1. Use a timer
If you’re anything like myself, you often find yourself rushing out the door in the morning only to find that the holiday lights are still on! If you’re turning your lights on each day around 6 p.m. and not turning them off until you’re heading out the door at 8 a.m., you’ve left your lights running for 14 hours—far beyond the 6 hours of daily use that most professionals recommend. Unfortunately, the only ones enjoying those lights in the wee hours of the morning are the squirrels and the birds, and you’re the one getting stuck with the bill! Instead, pick up an inexpensive timer that will automatically turn the lights on when the sun goes down and off after you’ve gone to bed, keeping you right around that 6-hour mark.
2. Use fiber optic displays
If you’re looking for the ultimate energy-efficient decorations, look no further than fiber optics. Fiber optic displays and trees are usually powered by a single bulb from the base, which emits the light throughout the tree or display. Not only do these fiber optic trees create various lighting effects, but they actually use as much as 90% less electricity than trees lit with incandescent lights. In addition to the cost savings, fiber optic trees are easy to maintain, require no additional lights and can last for years. Not to mention they can make for some pretty snazzy displays!
3. Switch to LED lights
Although LED lights cost more to purchase than traditional lights, their savings make up for it. In fact, LED lights actually use 90% less electricity than traditional incandescent lights! Let’s say your display consists of two decorations: a wreath that lights up and 10 strands of lights. With this display, you would be using approximately 635 watts with incandescent lights. However, if you had those same lights in LED, you would only be using approximately 96 watts! If you’re paying 11.3 cents per kilowatt, you’re saving yourself about $10.

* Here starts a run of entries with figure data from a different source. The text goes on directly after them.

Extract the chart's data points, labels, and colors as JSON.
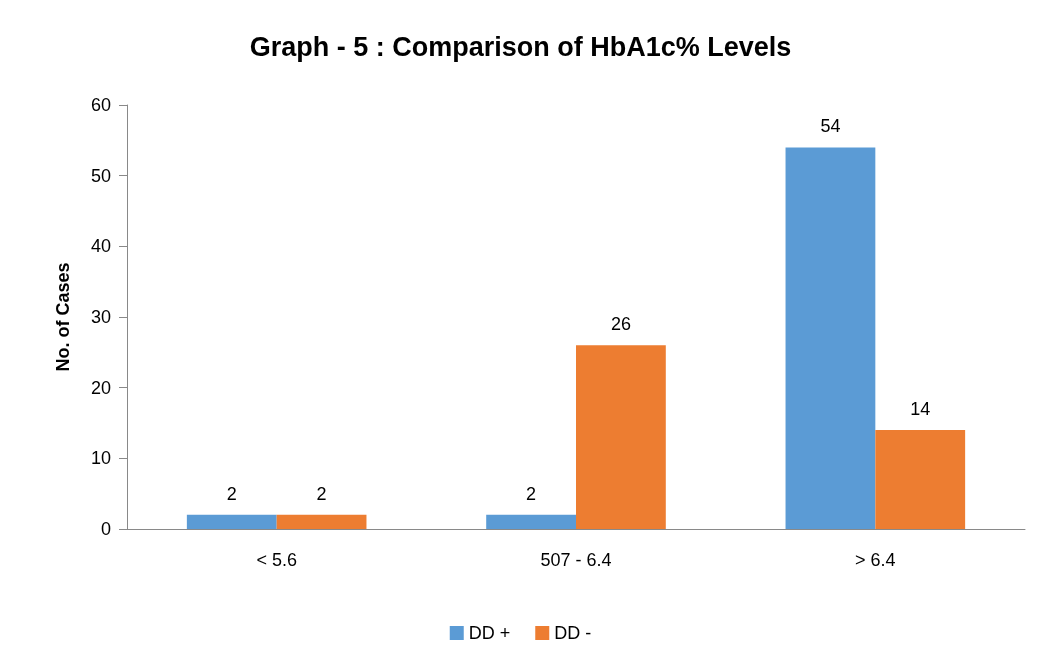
{
  "chart_data": {
    "type": "bar",
    "title": "Graph - 5 : Comparison of HbA1c% Levels",
    "ylabel": "No. of Cases",
    "categories": [
      "< 5.6",
      "507 - 6.4",
      "> 6.4"
    ],
    "series": [
      {
        "name": "DD +",
        "color": "#5b9bd5",
        "values": [
          2,
          2,
          54
        ]
      },
      {
        "name": "DD -",
        "color": "#ed7d31",
        "values": [
          2,
          26,
          14
        ]
      }
    ],
    "ylim": [
      0,
      60
    ],
    "yticks": [
      0,
      10,
      20,
      30,
      40,
      50,
      60
    ],
    "grid": false,
    "legend": "bottom",
    "data_labels": true
  }
}
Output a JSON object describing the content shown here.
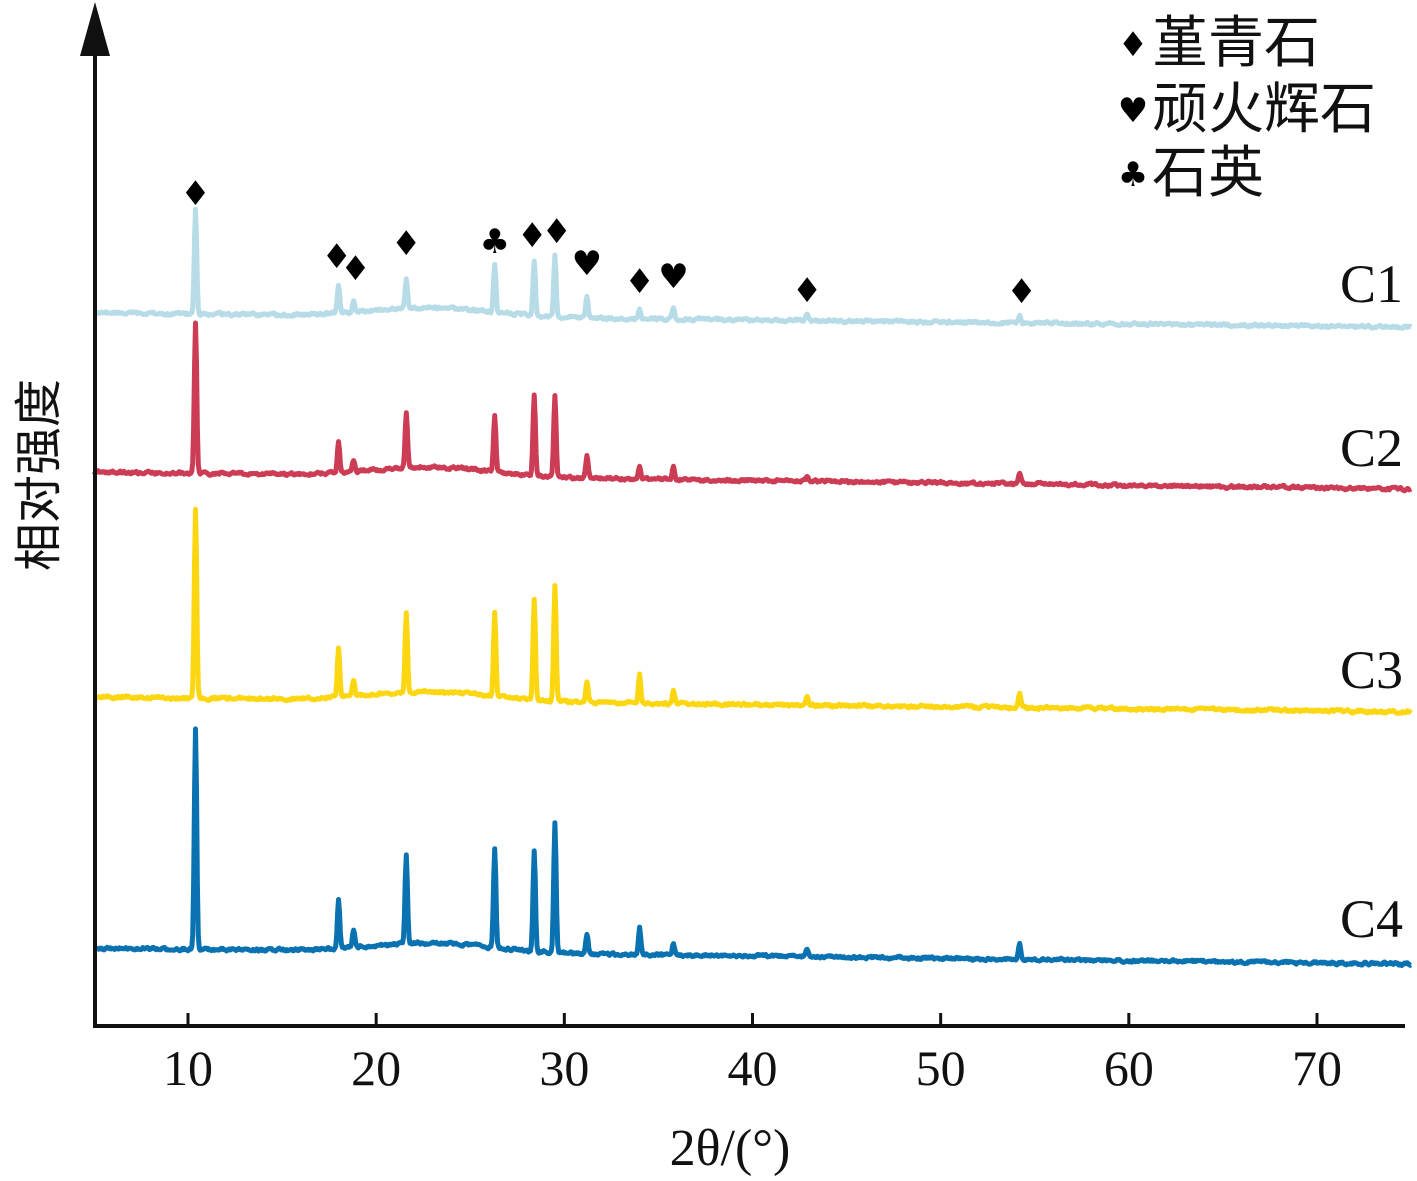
{
  "chart_data": {
    "type": "line",
    "xlabel": "2θ/(°)",
    "ylabel": "相对强度",
    "xlim": [
      5,
      75
    ],
    "x_ticks": [
      "10",
      "20",
      "30",
      "40",
      "50",
      "60",
      "70"
    ],
    "y_ticks": [],
    "grid": false,
    "legend_position": "top-right",
    "legend": [
      {
        "symbol": "♦",
        "label": "堇青石"
      },
      {
        "symbol": "♥",
        "label": "顽火辉石"
      },
      {
        "symbol": "♣",
        "label": "石英"
      }
    ],
    "peak_positions": [
      10.4,
      18.0,
      18.8,
      21.6,
      26.3,
      28.4,
      29.5,
      31.2,
      34.0,
      35.8,
      42.9,
      54.2
    ],
    "series": [
      {
        "name": "C1",
        "color": "#b7dce8",
        "peak_heights": [
          105,
          28,
          12,
          30,
          48,
          55,
          60,
          22,
          10,
          12,
          6,
          8
        ]
      },
      {
        "name": "C2",
        "color": "#cc3d55",
        "peak_heights": [
          150,
          30,
          12,
          55,
          55,
          80,
          80,
          22,
          14,
          12,
          6,
          10
        ]
      },
      {
        "name": "C3",
        "color": "#fcd610",
        "peak_heights": [
          190,
          50,
          15,
          80,
          85,
          100,
          115,
          20,
          28,
          14,
          8,
          14
        ]
      },
      {
        "name": "C4",
        "color": "#0a72b0",
        "peak_heights": [
          220,
          48,
          18,
          90,
          100,
          100,
          130,
          20,
          28,
          12,
          8,
          16
        ]
      }
    ],
    "annotations": [
      {
        "x": 10.4,
        "symbol": "♦"
      },
      {
        "x": 17.9,
        "symbol": "♦"
      },
      {
        "x": 18.9,
        "symbol": "♦"
      },
      {
        "x": 21.6,
        "symbol": "♦"
      },
      {
        "x": 26.3,
        "symbol": "♣"
      },
      {
        "x": 28.3,
        "symbol": "♦"
      },
      {
        "x": 29.6,
        "symbol": "♦"
      },
      {
        "x": 31.2,
        "symbol": "♥"
      },
      {
        "x": 34.0,
        "symbol": "♦"
      },
      {
        "x": 35.8,
        "symbol": "♥"
      },
      {
        "x": 42.9,
        "symbol": "♦"
      },
      {
        "x": 54.3,
        "symbol": "♦"
      }
    ]
  }
}
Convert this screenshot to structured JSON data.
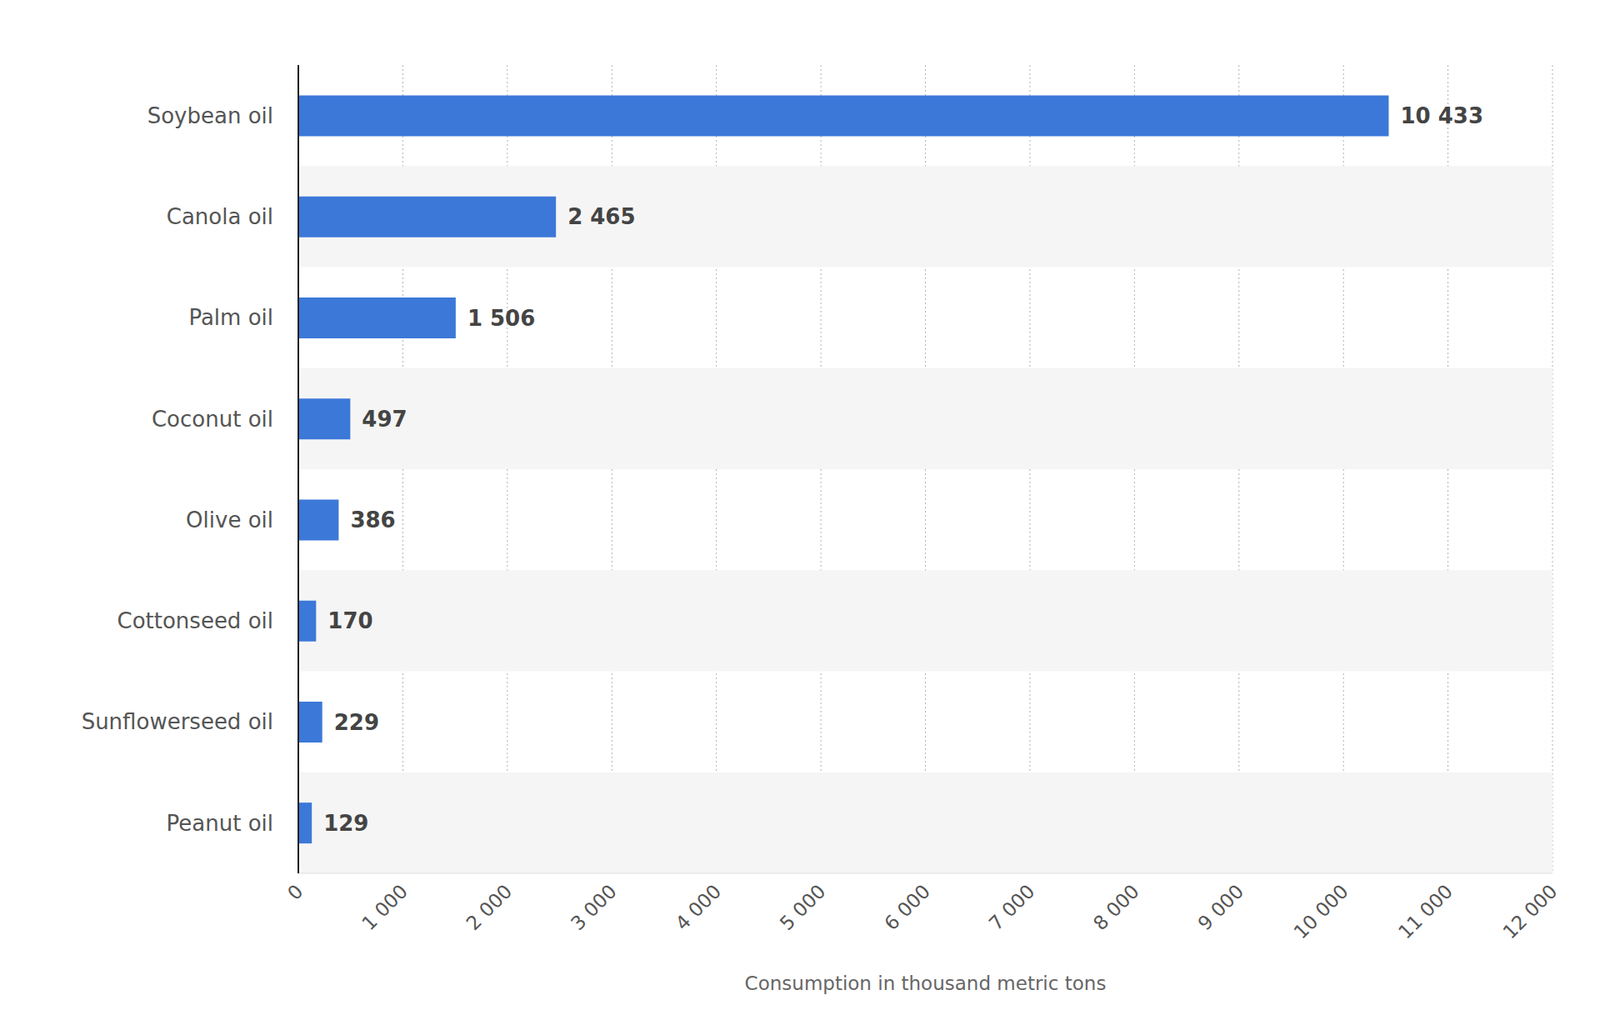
{
  "chart_data": {
    "type": "bar",
    "orientation": "horizontal",
    "x_label": "Consumption in thousand metric tons",
    "categories": [
      "Soybean oil",
      "Canola oil",
      "Palm oil",
      "Coconut oil",
      "Olive oil",
      "Cottonseed oil",
      "Sunflowerseed oil",
      "Peanut oil"
    ],
    "values": [
      10433,
      2465,
      1506,
      497,
      386,
      170,
      229,
      129
    ],
    "value_labels": [
      "10 433",
      "2 465",
      "1 506",
      "497",
      "386",
      "170",
      "229",
      "129"
    ],
    "data_labels": true,
    "color": "#3c78d8",
    "xlim": [
      0,
      12000
    ],
    "xticks": [
      0,
      {
        "value": 1000,
        "label": "1 000"
      },
      {
        "value": 2000,
        "label": "2 000"
      },
      {
        "value": 3000,
        "label": "3 000"
      },
      {
        "value": 4000,
        "label": "4 000"
      },
      {
        "value": 5000,
        "label": "5 000"
      },
      {
        "value": 6000,
        "label": "6 000"
      },
      {
        "value": 7000,
        "label": "7 000"
      },
      {
        "value": 8000,
        "label": "8 000"
      },
      {
        "value": 9000,
        "label": "9 000"
      },
      {
        "value": 10000,
        "label": "10 000"
      },
      {
        "value": 11000,
        "label": "11 000"
      },
      {
        "value": 12000,
        "label": "12 000"
      }
    ],
    "grid": true
  }
}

However, the real savings with LED lights comes from their durability. LED lights don’t get hot, which not only makes them much safer, but it means that bulbs don’t burn out so those frustrating afternoons of checking bulbs to figure out why the whole strand went out is a thing of the past! Another perk to LED lights is that they last up to 100,000 hours compared to an average of just 2,000 hours with incandescent. Although you may have to pay more when purchasing those LEDs, you can expect to be decorating your house with those same strands of lights for the next 7–10 years!
4. Tone it down
If you tend to take your holiday decorating tips from Clark Griswold, you’re probably burning through a lot more electricity than you realize! And although you may get a kick out of cars lining up on your street to check out your display, you won’t enjoy it so much once you get that big bill. Instead, opt for a smaller display and decorations that use less electricity. An easy way to calculate your holiday lighting costs is to figure out how many watts each item or strand of lights uses and go from there. For every 2,500 watts that you’re using, you’re spending appropriately 30 cents per hour to have them lit up using traditional incandescent lights. This means that if you’ve got a large setup that’s burning through 10,000 watts and you’re keeping it lit for 6 hours a day for 30 days, you’re spending over $200 on your lighting display!